Geospatial & Geophysics
Learn the algorithms inside every GIS by building them from scratch in Python: great-circle distance, map projections from their raw formulas, point-in-polygon and convex hulls, geohashes and quadtrees, slope and hillshade from elevation grids, spatial interpolation, and locating an earthquake from its waves. Where the map comes from, not which button draws it.

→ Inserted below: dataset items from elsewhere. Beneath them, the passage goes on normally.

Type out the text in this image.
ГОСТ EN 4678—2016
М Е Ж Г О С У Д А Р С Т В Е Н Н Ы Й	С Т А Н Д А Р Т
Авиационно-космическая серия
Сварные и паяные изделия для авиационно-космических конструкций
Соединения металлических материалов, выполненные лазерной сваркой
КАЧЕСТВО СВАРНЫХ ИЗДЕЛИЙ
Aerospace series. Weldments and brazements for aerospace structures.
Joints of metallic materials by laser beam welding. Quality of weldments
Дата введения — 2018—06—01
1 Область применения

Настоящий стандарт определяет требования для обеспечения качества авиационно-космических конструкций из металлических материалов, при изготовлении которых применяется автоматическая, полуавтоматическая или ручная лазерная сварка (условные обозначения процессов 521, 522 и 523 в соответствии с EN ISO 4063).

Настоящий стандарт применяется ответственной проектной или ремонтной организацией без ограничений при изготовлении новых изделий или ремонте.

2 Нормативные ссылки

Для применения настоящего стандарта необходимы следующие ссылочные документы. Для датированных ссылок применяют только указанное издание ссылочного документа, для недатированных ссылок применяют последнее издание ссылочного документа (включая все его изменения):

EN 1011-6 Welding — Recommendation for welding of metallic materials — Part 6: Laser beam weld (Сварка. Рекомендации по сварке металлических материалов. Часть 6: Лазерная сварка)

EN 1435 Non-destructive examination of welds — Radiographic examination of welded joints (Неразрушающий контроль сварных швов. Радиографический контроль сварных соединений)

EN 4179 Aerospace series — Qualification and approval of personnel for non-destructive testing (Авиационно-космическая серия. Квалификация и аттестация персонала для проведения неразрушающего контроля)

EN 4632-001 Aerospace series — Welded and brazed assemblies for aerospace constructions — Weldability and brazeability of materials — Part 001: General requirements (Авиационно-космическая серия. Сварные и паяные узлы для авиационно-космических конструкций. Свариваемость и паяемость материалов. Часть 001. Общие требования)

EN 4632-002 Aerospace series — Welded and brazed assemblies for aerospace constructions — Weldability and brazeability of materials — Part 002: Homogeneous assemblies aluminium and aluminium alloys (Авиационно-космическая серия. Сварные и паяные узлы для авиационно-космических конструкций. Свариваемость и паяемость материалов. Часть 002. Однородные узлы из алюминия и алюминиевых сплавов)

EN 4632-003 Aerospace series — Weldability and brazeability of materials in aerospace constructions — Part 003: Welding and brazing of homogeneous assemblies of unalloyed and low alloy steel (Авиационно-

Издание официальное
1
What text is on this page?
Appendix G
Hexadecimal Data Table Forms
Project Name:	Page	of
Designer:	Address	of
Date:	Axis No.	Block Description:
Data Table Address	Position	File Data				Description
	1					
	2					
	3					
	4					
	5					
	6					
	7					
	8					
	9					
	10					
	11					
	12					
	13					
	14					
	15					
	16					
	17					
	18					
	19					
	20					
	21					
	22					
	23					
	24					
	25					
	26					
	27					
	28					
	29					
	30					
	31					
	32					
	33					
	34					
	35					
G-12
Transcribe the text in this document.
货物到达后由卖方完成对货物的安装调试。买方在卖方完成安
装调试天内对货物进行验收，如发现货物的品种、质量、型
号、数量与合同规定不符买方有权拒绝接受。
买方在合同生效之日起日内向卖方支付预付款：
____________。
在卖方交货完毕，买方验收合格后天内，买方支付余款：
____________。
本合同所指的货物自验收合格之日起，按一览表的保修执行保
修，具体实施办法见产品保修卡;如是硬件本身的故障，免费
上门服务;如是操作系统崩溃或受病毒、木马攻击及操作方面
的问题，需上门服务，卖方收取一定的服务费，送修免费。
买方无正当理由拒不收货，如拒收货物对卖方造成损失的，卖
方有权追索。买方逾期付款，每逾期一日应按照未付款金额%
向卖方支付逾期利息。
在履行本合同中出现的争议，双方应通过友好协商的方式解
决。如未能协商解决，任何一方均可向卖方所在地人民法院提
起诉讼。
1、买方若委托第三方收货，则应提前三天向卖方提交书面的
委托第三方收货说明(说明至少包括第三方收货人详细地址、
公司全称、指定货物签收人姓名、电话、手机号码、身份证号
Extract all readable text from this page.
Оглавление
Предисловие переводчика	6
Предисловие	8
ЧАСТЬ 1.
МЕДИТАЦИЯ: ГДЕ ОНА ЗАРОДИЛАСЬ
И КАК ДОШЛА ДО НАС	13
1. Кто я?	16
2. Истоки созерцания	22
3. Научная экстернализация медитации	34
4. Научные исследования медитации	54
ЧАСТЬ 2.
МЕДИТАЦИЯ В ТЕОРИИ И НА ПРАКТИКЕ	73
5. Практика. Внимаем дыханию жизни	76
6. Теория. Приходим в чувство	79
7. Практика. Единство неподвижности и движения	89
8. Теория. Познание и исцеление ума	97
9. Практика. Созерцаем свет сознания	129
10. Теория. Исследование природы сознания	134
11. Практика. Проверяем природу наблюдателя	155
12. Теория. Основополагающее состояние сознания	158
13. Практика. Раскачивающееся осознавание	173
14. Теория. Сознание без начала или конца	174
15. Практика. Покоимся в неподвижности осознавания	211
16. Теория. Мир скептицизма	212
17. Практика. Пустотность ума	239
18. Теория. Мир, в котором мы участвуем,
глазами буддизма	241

10 projects, 250 hands-on levels, run in your browser.
Syllabus
- Coordinates & the Earth: Every map starts with a pair of numbers: latitude and longitude. This project builds fluency with them, validating and normalizing coordinates, converting between degrees-minutes-seconds and decimal degrees, working with bounding boxes, and measuring the spherical Earth itself, how long a degree really is, and why that depends on where you stand.
- Distance & Geodesics: How far apart are two points on a sphere? Not the straight ruler line, the great-circle arc. This project derives the haversine formula and uses it for everything navigation needs: the initial bearing to steer, the destination after sailing a course, the closest point on a route, how far off-track you have drifted, and the length of a whole GPS track.
- Map Projections: You cannot flatten a sphere without lying somewhere. A projection chooses which lie: distances, areas, or angles. This project builds the classics from their raw formulas, equirectangular, the Mercator that keeps angles true, and the Web Mercator tile pyramid that every online map serves, then measures exactly how each one distorts and where.
- Vector Geometry: Is this point inside that district? How big is this parcel? Where do these two roads cross? Vector geometry answers the questions maps exist to ask. This project builds ray-casting point-in-polygon, the shoelace formula for area and centroids, segment intersection from cross products, the gift-wrapping convex hull, and the Douglas-Peucker simplification that keeps map lines light.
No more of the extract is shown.